Maricopa County has become Ground Zero in the effort by supporters of former President Donald Trump to use false accusations of fraud to cast doubt on the 2020 election results. Chucri's resignation comes as Trump supporters hired by the state Senate Republicans prepare to release their findings from an unprecedented partisan review of the 2.1 million ballots cast in Maricopa County, the machines that counted them and a variety of other data obtained through a legislative subpoena.
Chucri said his comments about his colleagues are being wrongly used to paint a picture “about a cover-up, scam and other nonsense," and he vouched for the accuracy of the results.

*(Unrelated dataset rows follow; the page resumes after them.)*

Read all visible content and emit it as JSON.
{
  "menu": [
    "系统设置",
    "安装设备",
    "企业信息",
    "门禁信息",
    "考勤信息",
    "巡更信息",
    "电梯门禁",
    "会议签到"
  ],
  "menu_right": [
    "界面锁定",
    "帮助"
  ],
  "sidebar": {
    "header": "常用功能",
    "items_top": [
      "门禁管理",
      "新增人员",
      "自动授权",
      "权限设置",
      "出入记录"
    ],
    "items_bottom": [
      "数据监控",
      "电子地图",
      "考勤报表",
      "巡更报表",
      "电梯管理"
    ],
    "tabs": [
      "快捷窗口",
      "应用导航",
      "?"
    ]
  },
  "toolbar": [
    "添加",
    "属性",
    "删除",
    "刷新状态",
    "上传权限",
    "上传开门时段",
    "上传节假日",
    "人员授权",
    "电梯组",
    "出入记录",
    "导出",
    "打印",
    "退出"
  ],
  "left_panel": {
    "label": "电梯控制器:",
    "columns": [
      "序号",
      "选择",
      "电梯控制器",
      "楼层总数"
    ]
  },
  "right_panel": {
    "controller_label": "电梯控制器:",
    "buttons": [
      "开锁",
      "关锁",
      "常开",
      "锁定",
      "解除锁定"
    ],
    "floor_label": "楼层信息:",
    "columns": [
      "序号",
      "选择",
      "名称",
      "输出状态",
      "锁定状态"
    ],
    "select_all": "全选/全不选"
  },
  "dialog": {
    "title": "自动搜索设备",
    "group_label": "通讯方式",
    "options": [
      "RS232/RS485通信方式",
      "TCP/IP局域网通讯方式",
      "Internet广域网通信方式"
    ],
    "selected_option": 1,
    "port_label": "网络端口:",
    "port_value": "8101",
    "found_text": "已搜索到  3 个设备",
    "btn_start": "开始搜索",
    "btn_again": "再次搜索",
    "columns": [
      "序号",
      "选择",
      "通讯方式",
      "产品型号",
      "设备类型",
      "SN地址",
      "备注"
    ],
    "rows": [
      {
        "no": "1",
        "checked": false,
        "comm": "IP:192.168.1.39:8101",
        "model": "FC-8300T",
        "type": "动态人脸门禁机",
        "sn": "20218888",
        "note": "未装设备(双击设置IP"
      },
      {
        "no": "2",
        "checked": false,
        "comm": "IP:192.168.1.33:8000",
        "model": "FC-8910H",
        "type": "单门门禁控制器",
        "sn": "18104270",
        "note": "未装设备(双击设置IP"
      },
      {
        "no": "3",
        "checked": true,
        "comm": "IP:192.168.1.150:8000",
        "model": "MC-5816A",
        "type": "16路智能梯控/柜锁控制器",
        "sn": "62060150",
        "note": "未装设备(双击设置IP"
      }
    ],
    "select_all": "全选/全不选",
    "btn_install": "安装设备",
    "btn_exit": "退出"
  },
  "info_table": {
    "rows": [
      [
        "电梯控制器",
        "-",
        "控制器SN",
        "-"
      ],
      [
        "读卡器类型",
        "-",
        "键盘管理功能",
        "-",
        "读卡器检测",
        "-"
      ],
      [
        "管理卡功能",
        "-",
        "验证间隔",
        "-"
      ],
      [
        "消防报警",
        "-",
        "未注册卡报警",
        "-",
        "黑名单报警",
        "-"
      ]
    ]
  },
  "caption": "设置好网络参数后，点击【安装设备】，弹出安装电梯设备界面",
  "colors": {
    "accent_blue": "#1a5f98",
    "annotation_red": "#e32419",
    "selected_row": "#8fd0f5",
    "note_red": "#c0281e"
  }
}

“There was no cover-up, the election was not stolen,” Churci said. “Biden won.”
He said he’s disagreed with his colleagues, but he’s known them to be “good, honorable and ethical men.”
Chucri's resignation is effective Nov. 5. He in his third term representing the eastern portion of Maricopa County, the nation's fourth largest and home to the Phoenix metropolitan area. While in office, Chucri has remained the head of the Arizona Restaurant Association, an influential lobbying group.
The secret recordings were published Tuesday on the conservative website Gateway Pundit, which said they were recorded during a meeting on March 22 with leaders from a group called We the People AZ Alliance as well as a Jan. 22 phone call.
All five members of the Maricopa County Board of Supervisors, including Chucri, have been highly critical of the Senate’s election review, led by consultants with no experience in election work and who have promoted baseless theories that the 2020 election was marred by fraud.
But in the March meeting, Chucri said Supervisors Jack Sellers and Bill Gates were scared by the idea of an election review because their own races were close.
“What would happen in those two races?” Chucri said. “And that is way too self-serving.”
He said Supervisor Clint Hickman “just didn’t have the guts” for an election audit. Hickman, Sellers and Gates are all Republicans.
The surprise resignation of sets off a process that will last several weeks and possibly longer.
The remaining four members of the Board of Supervisors will appoint his replacement. According to a county spokesman, the timeline for seeking applications hasn’t been decided but will work around the Nov. 5 vacancy date.
Under state law, the Board must appoint someone temporarily of the same party that lives in the East Valley’s District 2. The position will be on the ballot in the 2022 primary and general elections to fill the term until 2024.